In the isolated world of the brick mansions, the local schools, police offices and hospitals have been shut down by the corrupt mayor who doesn’t want to waste resources on the less fortunate.
Nobody cares about the brick mansions, save for Damien who is looking to avenge his father’s death by bringing his murderer– a local gangster named Tremaine (RZA)– to justice. Tremaine has his share of enemies though and one of them is Lino (David Belle), a man whose ex-girlfriend has been kidnapped by Tremaine and his goons. Damien and Lino eventually team up to stop Tremaine, a cheap gangster who eventually gets his hands on (and knows how to use) a massive bomb and a Russian rocket launcher. (Yeah, it doesn’t make sense to me either.)
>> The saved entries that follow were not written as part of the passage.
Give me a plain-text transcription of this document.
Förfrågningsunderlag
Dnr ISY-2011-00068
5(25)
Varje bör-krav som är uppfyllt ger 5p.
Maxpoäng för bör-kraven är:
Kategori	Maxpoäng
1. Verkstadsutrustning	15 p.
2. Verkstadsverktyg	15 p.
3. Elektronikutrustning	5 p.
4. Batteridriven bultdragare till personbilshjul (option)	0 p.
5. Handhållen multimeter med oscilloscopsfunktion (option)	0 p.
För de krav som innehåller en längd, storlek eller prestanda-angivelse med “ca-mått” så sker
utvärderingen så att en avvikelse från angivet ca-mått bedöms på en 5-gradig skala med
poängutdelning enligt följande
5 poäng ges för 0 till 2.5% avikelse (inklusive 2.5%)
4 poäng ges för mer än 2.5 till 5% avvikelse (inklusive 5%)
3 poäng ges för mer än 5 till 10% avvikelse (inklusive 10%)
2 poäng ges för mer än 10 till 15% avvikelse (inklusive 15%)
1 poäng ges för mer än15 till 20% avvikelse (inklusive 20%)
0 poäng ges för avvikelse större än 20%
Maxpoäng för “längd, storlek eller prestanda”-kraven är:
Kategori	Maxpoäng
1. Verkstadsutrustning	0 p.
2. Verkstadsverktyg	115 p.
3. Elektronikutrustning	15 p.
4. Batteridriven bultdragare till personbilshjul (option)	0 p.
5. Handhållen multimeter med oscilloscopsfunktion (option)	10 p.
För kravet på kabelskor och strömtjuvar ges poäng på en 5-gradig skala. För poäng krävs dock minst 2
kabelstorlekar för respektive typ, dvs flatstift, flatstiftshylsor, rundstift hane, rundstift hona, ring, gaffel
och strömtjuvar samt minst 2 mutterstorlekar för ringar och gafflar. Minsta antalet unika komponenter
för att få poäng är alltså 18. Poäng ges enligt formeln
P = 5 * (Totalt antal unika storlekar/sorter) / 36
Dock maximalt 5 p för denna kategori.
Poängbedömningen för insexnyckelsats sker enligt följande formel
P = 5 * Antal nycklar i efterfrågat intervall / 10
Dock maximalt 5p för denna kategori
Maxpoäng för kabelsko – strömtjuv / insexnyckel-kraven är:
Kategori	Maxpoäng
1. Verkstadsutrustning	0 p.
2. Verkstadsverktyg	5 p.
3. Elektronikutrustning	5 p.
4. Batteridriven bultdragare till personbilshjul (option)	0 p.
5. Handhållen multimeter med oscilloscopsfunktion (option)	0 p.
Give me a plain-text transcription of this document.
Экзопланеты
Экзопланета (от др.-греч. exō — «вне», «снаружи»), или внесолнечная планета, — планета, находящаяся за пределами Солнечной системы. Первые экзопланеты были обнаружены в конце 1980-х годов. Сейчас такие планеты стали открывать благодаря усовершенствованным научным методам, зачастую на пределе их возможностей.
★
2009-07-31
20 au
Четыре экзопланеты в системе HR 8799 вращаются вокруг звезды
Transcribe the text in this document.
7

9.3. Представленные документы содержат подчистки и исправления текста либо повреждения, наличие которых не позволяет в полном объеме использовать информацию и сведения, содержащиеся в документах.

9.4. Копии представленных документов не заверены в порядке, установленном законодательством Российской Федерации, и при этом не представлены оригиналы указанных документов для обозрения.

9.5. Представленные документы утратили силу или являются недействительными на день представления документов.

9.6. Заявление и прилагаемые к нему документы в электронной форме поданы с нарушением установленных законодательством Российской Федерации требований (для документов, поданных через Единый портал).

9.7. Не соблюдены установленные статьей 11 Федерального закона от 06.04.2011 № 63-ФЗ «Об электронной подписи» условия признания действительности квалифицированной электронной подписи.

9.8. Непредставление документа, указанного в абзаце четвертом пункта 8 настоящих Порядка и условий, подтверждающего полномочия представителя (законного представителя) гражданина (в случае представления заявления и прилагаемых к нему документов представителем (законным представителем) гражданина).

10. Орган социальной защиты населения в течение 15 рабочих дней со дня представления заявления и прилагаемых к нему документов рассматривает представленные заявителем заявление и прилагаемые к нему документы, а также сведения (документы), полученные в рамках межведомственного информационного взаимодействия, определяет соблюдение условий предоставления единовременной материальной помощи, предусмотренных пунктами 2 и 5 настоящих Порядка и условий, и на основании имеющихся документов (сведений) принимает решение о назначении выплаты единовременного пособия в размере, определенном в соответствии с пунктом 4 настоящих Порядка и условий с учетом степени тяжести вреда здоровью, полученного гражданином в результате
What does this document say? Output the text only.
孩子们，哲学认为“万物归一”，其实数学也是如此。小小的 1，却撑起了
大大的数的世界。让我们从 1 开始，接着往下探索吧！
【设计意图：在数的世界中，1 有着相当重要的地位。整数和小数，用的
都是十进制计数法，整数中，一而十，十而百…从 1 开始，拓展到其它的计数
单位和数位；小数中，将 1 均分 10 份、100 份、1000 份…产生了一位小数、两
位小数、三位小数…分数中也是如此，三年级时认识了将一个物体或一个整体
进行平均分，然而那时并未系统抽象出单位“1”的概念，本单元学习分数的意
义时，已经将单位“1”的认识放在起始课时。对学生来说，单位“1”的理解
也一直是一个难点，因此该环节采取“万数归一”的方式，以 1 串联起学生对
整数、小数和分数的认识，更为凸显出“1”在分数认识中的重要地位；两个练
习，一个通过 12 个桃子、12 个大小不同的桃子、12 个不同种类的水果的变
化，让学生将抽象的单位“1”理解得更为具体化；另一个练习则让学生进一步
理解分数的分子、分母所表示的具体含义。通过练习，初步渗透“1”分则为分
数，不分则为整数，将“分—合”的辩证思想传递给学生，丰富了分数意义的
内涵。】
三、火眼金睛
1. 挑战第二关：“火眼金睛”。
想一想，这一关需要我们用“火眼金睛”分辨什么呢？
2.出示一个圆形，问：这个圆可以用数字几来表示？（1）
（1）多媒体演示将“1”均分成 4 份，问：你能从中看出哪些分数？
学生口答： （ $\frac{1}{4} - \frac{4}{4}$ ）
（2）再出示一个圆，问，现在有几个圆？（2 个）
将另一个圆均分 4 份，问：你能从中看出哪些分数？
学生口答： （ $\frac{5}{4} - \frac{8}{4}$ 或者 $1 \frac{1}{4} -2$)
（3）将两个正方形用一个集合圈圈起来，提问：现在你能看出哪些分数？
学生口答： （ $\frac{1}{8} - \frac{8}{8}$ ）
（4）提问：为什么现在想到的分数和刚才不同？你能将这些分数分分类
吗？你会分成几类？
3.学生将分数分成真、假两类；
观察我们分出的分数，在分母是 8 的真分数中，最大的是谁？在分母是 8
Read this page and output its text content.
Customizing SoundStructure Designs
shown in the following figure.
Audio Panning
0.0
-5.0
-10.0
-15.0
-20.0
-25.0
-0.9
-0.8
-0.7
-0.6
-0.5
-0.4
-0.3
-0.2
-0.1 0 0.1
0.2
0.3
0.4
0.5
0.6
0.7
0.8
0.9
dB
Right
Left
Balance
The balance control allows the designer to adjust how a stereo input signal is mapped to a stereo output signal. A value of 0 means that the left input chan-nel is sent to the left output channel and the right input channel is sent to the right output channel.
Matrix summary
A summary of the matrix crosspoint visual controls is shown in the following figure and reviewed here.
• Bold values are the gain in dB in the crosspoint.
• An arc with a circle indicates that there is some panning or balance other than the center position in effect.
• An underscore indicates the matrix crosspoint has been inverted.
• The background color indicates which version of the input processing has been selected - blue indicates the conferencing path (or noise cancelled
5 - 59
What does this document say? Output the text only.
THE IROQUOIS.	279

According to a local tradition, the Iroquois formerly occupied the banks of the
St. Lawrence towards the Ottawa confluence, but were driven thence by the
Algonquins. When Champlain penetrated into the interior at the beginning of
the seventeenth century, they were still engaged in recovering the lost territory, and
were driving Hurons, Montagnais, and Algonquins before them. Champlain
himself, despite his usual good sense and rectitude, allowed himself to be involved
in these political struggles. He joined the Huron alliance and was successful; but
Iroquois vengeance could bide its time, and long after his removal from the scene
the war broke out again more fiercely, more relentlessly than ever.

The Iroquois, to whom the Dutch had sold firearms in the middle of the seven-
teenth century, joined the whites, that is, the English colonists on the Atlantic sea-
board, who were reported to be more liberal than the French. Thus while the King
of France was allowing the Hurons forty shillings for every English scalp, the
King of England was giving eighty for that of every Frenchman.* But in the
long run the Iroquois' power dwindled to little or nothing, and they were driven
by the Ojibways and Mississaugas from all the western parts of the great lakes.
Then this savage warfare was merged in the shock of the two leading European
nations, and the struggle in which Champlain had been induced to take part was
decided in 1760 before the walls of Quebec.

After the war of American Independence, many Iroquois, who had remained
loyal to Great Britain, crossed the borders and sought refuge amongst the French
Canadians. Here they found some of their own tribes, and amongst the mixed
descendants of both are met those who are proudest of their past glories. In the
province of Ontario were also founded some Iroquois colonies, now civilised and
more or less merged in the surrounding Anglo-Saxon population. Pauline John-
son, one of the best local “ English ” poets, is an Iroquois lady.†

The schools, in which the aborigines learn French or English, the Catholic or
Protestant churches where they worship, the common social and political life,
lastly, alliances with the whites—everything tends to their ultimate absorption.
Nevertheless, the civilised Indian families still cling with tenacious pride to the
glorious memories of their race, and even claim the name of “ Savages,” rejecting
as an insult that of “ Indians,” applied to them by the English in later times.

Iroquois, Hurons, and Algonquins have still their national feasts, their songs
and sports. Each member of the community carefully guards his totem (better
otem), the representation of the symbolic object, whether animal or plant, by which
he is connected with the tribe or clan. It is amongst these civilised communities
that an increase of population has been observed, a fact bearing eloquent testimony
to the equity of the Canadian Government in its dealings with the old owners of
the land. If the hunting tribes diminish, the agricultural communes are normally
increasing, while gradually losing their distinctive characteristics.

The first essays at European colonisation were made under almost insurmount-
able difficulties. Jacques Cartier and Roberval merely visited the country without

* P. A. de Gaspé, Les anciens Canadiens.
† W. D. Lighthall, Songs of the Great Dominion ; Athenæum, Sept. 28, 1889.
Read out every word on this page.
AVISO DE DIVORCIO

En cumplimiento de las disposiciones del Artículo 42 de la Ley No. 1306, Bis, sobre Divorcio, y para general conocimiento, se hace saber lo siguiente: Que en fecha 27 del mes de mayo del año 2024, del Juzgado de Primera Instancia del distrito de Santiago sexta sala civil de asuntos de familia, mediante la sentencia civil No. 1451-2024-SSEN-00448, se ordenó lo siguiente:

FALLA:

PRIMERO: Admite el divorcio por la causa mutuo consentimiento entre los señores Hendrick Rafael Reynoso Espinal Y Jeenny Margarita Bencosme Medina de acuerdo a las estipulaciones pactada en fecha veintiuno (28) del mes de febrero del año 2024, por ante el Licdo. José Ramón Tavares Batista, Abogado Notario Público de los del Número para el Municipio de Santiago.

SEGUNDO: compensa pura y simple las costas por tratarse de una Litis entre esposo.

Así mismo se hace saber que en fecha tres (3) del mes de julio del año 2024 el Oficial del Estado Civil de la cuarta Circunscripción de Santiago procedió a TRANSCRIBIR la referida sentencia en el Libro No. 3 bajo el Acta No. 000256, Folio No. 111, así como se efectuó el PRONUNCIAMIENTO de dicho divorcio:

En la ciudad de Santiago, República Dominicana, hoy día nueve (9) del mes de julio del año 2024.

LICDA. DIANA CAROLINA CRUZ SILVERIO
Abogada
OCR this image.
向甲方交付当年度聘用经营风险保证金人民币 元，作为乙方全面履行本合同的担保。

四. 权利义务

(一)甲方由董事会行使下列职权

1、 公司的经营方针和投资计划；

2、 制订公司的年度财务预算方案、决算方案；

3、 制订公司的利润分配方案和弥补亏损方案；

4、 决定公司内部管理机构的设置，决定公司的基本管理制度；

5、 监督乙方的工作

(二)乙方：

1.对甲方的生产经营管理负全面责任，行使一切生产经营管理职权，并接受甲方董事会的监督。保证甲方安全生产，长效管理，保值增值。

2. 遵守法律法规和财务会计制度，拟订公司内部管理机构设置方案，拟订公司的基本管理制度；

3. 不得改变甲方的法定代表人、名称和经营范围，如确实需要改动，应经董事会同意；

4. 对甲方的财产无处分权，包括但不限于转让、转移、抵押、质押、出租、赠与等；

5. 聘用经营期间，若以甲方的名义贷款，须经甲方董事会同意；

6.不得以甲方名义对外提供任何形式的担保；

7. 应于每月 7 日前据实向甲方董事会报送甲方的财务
The action picture attempts to capture the look and feel of other B-movies of the same genre (the types of movies you can find in the discount bin at your local Wal-Mart). Sure, the characters are over the top (Lino, it seems, can jump over any walls he wishes and fly across rooftops) but there’s a certain playfulness to some of the dialogue that keeps the story light-hearted. The problem is, though, that the film is seeking to reveal some powerful truths in its simplistic packaging. It takes itself so seriously at times that it’s hard to enjoy the fun.
During the third act, any credibility or momentum this story has stored up is eliminated altogether when the drama seeks to reveal some greater truths about the rich and poor. It’s during this time when characters who have acted one way through the course of the proceedings become completely different human beings (the criminal with a heart of gold comes into prime focus here). None of the characters in this whole production stand out but the screenplay by Luc Besson (Taken) and Bibi Naceri (both of whom also wrote the screenplay for District B13, which this was adapted from) features a few tongue-in-cheek moments that show this feature’s potential.
Brick Mansions could have been a light and fun B-movie that breezes by but offers a few glimpses of cinematical joy. This movie, though, takes itself too seriously to be what it could’ve been.